Wednesday, December 4, 2013

He who find's a wife, finds a good thing. Not the other way around. Stop Chasing Men!


The verse that is ringing in my head today is “he who finds a wife, finds a good thing.’’  When you really think about it, it is a powerful statement.  I do not know what is going on with women these days.  It would seem as if the desperation is dripping off of them liked beads of sweat on a hot summer day.  You may laugh at this analogy, but some women are so hard up for a man or marriage, that they are willing to compromise their own pride and self-dignity to get it.  Women, in case you did not know, you are supposed to be the prize.  A man that is ready to get married will be looking for a wife, and if you are the woman that he is looking for then he is going to find you.  You should not have to chase him down, convince him of your worth, cook and clean his house, in order for him to realize that.  He should be in active pursuit of you. 

It would seem that men would have us thinking the other way around.  I was watching this reality show Real Preachers of LA.  On it was a woman in hot pursuit of a preacher.  She had been chasing him for about 16 years!  Cooking for him, cleaning for him, “playing” his wife, when he did not give her that title, nor did he intend to.  When she finally did have the marriage conversation with him, she was somehow shocked to hear that he did not see himself getting married.  You have to look at people’s actions, and if in 16 years he was not willing to claim you as his own, then you should have been gone 15 years ago!  Cease cleaning his house, stop making him food, and go about your business.  It would seem that women are afraid to walk ways from situations that are obviously jacked up.  Women, you do not need a man, you need a GOOD man.  I do not care how great the sex is, get a hobby to occupy your time and keep it moving.  Why would you want to sit and play someone’s “wife” when he is not willing to make you the real thing?  All he is doing is buying time until the “real” one comes along.  A man will let you cook for him, clean for him, tell you that he cares.  But actions speak louder than words!
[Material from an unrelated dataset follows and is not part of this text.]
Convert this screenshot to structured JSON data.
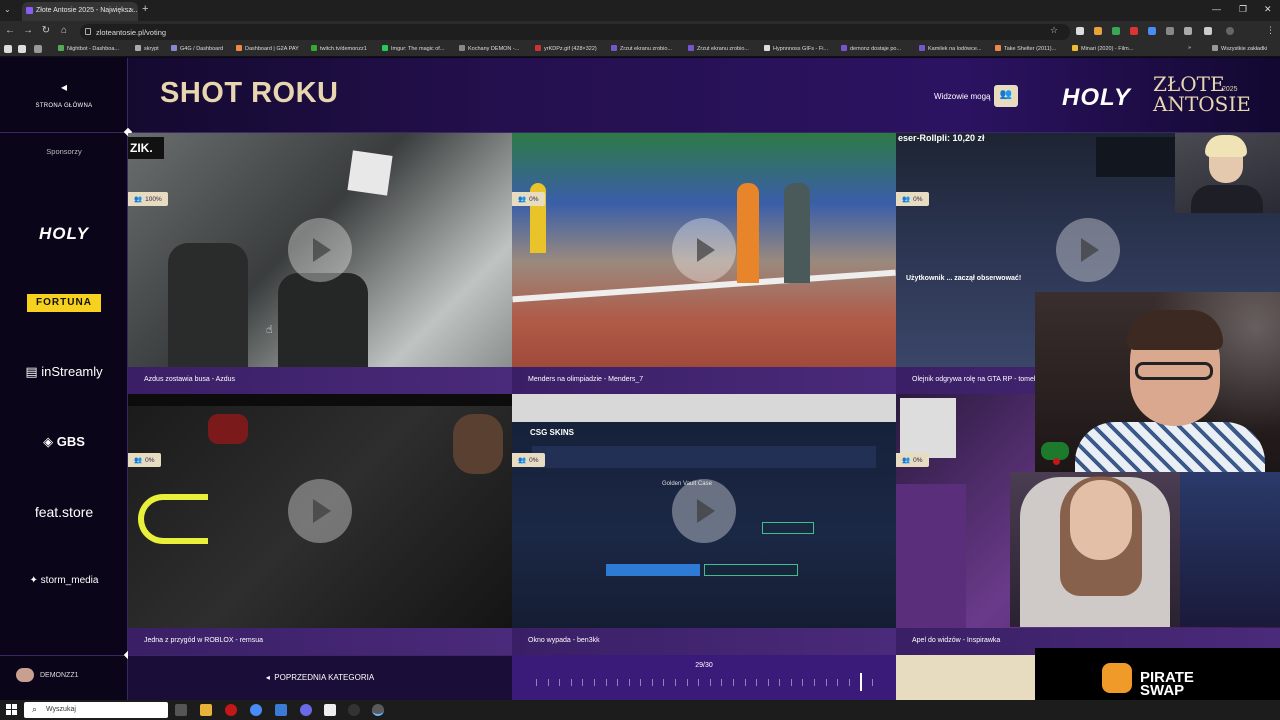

He should be willing to wife you because he sees the value in you, and the thought of losing you devastating to him.  No convincing on your part is needed.

If you are single, and have no options for a man right now.  That does not mean you have to lose all of your senses and go chasing after everyman you see. You come off as desperate, and it is a turn off.  If when you first met a man and within the first week he told you that he ready to get married, impregnate  you with his 5 kids, meet your family, and pulled out a wedding ring.  You would more than likely bolt to the nearest police station to get a restraining order.  So why do women feel within the first 10 minutes of meeting man you have to be coupled up.  Allow yourself to get to know the person, and figure out whether you really like them.  I get that you want to get married, but you should determine that.  You should be the one who determines if you like HIM, if he fits into your life and your goals, if you see yourself spending the rest of your life with him.  Women, sometimes you have to get off of the idea of being a wife, to see if the he would make a good husband.  Stop being so thirsty!  When you do this, you find out that the man your chasing, really isn’t a good fit for you at all.  It could also be the strength and independence that draws the man to you.  Not the “ready to get married” sign around your neck.  I have come to find that men want to get married just as much as we do.  But they do not want to be forced into it.  And that is exactly what chasing does.  So stop chasing a man.  Be yourself and let your future husband find you.  It’s the best way, and chasing a woman is in a man’s DNA.  So let them do it.